Bewick’s Wren

Bewick’s Wren, Thryomanes bewickii

Bewick’s Wren, Thryomanes bewickii eremophilus. Photograph taken within a residential community in Hereford, Arizona, February 2007. Photograph and identification courtesy of Bob Behrstock, Sierra Vista, Arizona (naturewideimages.com).

Bewick’s Wren, Thryomanes bewickii eremophilus. Photograph taken within the greater Palm Springs area of southern California, March 2021. Photography courtesy of Dr. Tom Bartol, Carlsbad, California.

Bewick’s Wren, Thryomanes bewickii eremophilus, is one of fifteen subspecies of Bewick’s Wren, eight of which are found in Mexico. They are a member of the Troglodytidae Family of Wrens, which has eighty-six members placed in nineteen genera, and the only global species in the Thryomanes Genus. They are known in Mexico as cucarachero colinegro.

Bewick’s Wren is a mid-sized songbird. The sexes are identical. They are easily recognized by their white eye-line, white breast and their tail feathers that are barred with black, and tipped with white spots. Their upper parts are brown to grayish brown; the throat and underparts are whitish and washed gray on the sides and flanks. Their upper mandibles are blackish or of a dusky horn color, with a paler tomia. The lower mandible is paler than the upper. Their iris is brown or auburn, and their legs and feet are dull pale brown, drab or horn colored.

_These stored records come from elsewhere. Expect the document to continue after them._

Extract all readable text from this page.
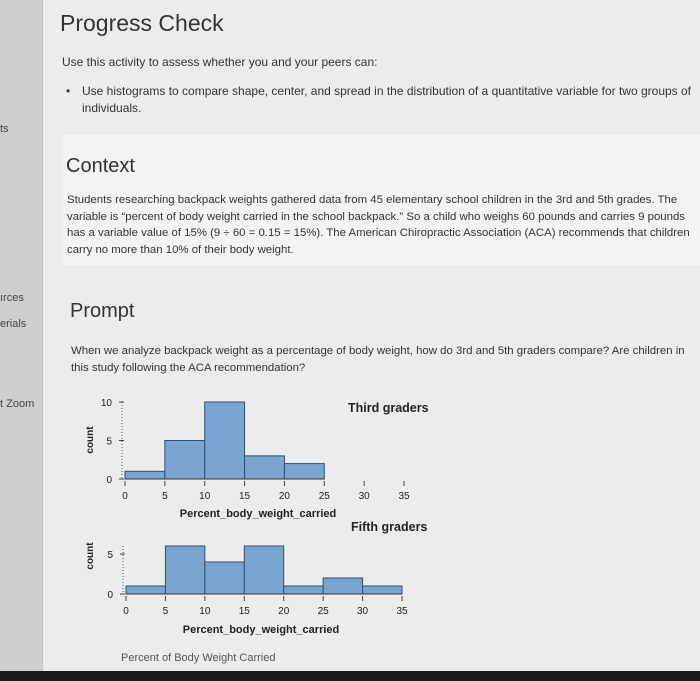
ts
ırces
erials
t Zoom
Progress Check
Use this activity to assess whether you and your peers can:
• Use histograms to compare shape, center, and spread in the distribution of a quantitative variable for two groups of individuals.
Context
Students researching backpack weights gathered data from 45 elementary school children in the 3rd and 5th grades. The variable is “percent of body weight carried in the school backpack.” So a child who weighs 60 pounds and carries 9 pounds has a variable value of 15% (9 ÷ 60 = 0.15 = 15%). The American Chiropractic Association (ACA) recommends that children carry no more than 10% of their body weight.
Prompt
When we analyze backpack weight as a percentage of body weight, how do 3rd and 5th graders compare? Are children in this study following the ACA recommendation?
0
5
10
0	5	10	15	20	25	30	35
Third graders
Percent_body_weight_carried
count
0
5
0	5	10	15	20	25	30	35
Fifth graders
Percent_body_weight_carried
count
Percent of Body Weight Carried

Bewick’s Wren is found in arid bushy areas, scrub and thickets in open country, open and riparian woodland, and chaparral away from humans at elevations up to 1,740 m (5,700 feet). They are known to make some short-distance migrations. They are active foragers, normally found as solitary individuals that glean insect adults, eggs, and larvae, and other small invertebrates from leaves, branches, and trunks in close proximity to the ground and may forage on the ground in areas of sparse vegetation. They have life spans of up to eight years.

Bewick’s Wren is a year-round non-migratory resident of Mexico being found within Baja California and Baja California Sur and from northeast Sonora to northern and western Nuevo León south through the interior to central Oaxaca, western Puebla and west-central Veracruz. The eremophilus subspecies is found in west central Mexico in the states of northeast Sonora, Chihuahua and Coahuila south to northern Zacatecas.

From a conservation perspective Bewick’s Wren is currently considered to be of Least Concern with stable, widely-distributed populations. Their populations east of the Mississippi River have virtually disappeared and those west of the Mississippi have declined.